Thomas hizo una mueca incómoda, como si estuviera a punto de pisar territorio peligroso.
—No es eso… es solo que… bueno, se dice tanto de ella.
—También se dicen muchas cosas de mí —repliqué de inmediato.
—Sabes que no es lo mismo —me miró con seriedad.
—No me importa lo que digan. Lo único que me importa es cómo nos sentimos ella y yo.
—Solo no quiero verte destrozado si las cosas no salen como esperas.
Sonreí con confianza.
—Confía en mí, todo saldrá bien.
La puerta principal se abrió con tal violencia que chocó contra la pared. Mi hermano y yo nos incorporamos de inmediato; su rostro reflejaba confusión, el mío, una mezcla de alarma y curiosidad. Mi padre apareció hecho una furia; se acercó a nosotros y yo solo enarqué una ceja, divertido.
—Vaya, papá, ¿hoy fue un mal día?
Su mandíbula se apretó.
—No lo sé, dímelo tú.
Estampó un teléfono contra mi pecho y, sin entender nada, miré la pantalla. Al notar el desastre que había, cerré los ojos con fuerza, como si al hacerlo pudiera borrar lo que se desplegaba ante mí.
—Maldición… —murmuré entre dientes—. ¿Por qué tenía que pasar esto ahora?
Cada foto era más íntima que la anterior.
Ever y yo tomados de la mano, besándonos, compartiendo momentos que eran solo nuestros. Incluso había imágenes de Evie, pero por suerte, su rostro y el de sus amigas estaban difuminados.
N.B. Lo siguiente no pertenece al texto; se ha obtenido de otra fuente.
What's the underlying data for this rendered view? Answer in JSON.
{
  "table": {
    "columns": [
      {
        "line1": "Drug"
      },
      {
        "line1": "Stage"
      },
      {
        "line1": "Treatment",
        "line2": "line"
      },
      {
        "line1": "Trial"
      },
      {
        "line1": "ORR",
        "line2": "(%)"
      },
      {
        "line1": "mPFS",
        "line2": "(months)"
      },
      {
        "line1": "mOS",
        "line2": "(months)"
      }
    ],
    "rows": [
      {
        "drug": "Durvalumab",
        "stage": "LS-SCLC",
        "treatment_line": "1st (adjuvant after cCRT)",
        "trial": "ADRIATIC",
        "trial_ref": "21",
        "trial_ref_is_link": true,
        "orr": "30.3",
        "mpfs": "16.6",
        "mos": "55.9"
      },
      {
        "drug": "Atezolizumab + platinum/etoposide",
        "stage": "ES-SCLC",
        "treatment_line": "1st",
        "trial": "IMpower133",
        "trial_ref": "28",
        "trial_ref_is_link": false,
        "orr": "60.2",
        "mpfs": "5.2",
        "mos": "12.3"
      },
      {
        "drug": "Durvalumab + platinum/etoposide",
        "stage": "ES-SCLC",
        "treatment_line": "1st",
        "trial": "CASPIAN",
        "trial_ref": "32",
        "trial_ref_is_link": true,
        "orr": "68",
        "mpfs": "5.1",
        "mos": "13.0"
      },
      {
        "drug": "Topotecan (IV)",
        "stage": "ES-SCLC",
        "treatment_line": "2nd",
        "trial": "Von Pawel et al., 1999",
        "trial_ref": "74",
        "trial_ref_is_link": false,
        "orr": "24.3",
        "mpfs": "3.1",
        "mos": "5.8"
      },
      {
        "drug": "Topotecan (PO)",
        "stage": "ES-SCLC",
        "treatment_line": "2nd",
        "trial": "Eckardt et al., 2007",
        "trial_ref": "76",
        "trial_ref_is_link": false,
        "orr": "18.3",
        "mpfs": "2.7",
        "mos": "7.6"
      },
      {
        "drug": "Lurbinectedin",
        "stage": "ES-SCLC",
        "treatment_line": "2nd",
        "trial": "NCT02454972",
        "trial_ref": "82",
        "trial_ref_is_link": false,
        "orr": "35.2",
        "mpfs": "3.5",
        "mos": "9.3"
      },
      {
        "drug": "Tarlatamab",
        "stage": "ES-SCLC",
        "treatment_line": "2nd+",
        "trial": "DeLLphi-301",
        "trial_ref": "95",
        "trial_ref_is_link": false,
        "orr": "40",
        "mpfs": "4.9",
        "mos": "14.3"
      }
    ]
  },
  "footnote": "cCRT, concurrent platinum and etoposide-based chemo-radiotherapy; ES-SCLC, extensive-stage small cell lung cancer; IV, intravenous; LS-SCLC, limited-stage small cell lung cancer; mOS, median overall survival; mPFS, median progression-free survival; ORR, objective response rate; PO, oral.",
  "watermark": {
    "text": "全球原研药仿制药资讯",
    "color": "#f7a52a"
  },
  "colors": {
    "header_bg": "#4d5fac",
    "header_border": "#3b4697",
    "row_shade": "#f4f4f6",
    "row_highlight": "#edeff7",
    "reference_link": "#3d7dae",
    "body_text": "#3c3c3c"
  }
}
Aun así, no había escapatoria. Era evidente que éramos nosotros.
—¿Qué tienes que decir al respecto?
Levanté la vista hacia mi padre, sintiendo cómo mi sangre comenzaba a hervir bajo su mirada acusadora.
—Bueno, algún día todos se iban a enterar.
Su respiración se volvió errática por un momento, como si no pudiera creer lo que acababa de escuchar. Luego explotó.
—¿¡Eso es todo lo que tienes para decir!? —Su grito retumbó en las paredes.
—¿Qué más quieres que diga?
—¡Oh, Dios mío, te volviste loco!
—¿Quieres calmarte?
—¿¡Cómo se supone que me calme cuando mi hijo está por todo internet de la mano con una drogadicta?!
Mi cuerpo se heló, dejándome estupefacto.
—¿Qué dijiste?
—¿Acaso era un secreto? —Su tono era cruel, despiadado, como si las palabras no significaran nada para él.